# Vosk Colab Demo (Zombie Gone Commands)

Vosk is an open source offline speech recognition toolkit. Vosk
contains more than 20 languages and dialects, such as English, German, Russian, Chinese, Czech, etc. The sizes of language models vary from tens of megabytes to several gigabytes. Big models are more accurate. For more information see https://alphacephei.com/vosk/.



# Install module and prepare the file

First, you have to install vosk module using the following code:

In [2]:
!pip3 install vosk pydub



## Importing the necessary modules

Secondly, we import here the necessary modules required for all the examples below:

In [3]:
from vosk import Model, KaldiRecognizer
import wave
import json

## Download example audio file

You can upload your audio file and listen it by replacing the URL of our example with your own using the code below.

In [4]:
!wget -q -O /content/command_1.wav https://github.com/Zom-be-gone/ASR/raw/refs/heads/main/audio_samples/command_1.wav

In [5]:
import IPython
IPython.display.Audio("/content/command_1.wav")

# Recognition examples



By default, Vosk uses vosk-model-small-en-us-0.15, defined by the `en-us` lang option. The other options `model_path` and `model_name` allow you to use a specific model path or model name.

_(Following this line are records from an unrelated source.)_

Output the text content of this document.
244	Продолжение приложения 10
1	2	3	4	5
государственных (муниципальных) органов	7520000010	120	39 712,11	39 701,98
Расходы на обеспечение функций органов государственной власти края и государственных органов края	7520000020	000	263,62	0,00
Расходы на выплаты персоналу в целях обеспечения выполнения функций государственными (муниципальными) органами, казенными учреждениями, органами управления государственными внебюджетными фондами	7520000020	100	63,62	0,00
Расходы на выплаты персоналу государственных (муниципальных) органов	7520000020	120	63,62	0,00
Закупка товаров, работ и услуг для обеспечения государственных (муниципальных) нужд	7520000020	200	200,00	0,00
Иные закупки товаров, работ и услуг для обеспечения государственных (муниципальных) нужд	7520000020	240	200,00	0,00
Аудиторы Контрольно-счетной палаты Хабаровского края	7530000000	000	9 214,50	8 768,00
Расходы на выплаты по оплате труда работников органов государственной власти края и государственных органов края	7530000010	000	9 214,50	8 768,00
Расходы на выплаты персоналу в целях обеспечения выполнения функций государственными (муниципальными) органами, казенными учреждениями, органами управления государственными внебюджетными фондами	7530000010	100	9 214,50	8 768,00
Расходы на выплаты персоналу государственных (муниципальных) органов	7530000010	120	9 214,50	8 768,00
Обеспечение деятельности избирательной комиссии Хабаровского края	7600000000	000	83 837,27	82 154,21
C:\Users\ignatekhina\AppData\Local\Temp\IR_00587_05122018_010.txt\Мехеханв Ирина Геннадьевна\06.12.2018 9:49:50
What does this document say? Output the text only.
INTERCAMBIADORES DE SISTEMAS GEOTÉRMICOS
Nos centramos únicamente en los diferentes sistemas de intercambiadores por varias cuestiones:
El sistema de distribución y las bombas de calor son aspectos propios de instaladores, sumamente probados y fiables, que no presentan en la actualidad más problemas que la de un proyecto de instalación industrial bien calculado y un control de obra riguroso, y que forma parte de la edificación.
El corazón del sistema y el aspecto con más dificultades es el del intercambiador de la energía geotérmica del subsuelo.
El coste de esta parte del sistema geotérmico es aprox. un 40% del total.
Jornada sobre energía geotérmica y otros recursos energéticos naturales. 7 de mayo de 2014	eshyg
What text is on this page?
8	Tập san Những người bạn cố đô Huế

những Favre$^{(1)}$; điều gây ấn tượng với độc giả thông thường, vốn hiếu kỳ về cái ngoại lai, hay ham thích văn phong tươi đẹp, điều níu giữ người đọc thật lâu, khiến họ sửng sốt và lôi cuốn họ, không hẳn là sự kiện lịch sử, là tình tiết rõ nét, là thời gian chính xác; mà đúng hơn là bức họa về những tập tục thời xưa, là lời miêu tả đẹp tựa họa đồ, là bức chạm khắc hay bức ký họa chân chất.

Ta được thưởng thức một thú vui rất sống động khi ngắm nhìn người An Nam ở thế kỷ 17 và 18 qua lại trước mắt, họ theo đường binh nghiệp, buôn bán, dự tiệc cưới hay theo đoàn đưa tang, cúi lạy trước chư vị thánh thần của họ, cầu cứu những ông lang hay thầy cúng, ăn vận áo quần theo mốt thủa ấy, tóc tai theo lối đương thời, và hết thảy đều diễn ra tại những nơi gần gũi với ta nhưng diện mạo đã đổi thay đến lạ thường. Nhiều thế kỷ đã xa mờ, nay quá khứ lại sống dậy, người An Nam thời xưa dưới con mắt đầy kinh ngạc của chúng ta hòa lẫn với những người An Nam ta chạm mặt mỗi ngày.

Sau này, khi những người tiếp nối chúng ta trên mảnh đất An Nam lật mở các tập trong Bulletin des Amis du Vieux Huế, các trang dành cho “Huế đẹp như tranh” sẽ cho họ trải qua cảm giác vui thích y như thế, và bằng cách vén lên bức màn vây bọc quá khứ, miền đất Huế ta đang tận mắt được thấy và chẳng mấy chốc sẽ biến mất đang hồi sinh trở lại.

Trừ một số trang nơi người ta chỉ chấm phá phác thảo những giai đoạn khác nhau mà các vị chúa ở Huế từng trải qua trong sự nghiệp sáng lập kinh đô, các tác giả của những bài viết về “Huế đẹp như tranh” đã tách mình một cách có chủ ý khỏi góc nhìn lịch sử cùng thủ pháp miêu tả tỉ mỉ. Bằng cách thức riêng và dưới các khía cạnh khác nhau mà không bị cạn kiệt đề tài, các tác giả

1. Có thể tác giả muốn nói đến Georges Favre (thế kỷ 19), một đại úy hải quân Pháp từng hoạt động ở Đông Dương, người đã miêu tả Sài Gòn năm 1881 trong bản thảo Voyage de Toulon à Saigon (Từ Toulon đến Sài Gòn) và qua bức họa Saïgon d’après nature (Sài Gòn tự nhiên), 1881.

When a model is mentioned for the first time, it is automatically downloaded and saved; when a model is mentioned again, an already downloaded model is used.

Initializing the model by language:


In [6]:
model = Model(lang="en-us")

Open downloaded file in 'read bytes' mode as wave object:

In [7]:
wf = wave.open('/content/command_1.wav', 'rb')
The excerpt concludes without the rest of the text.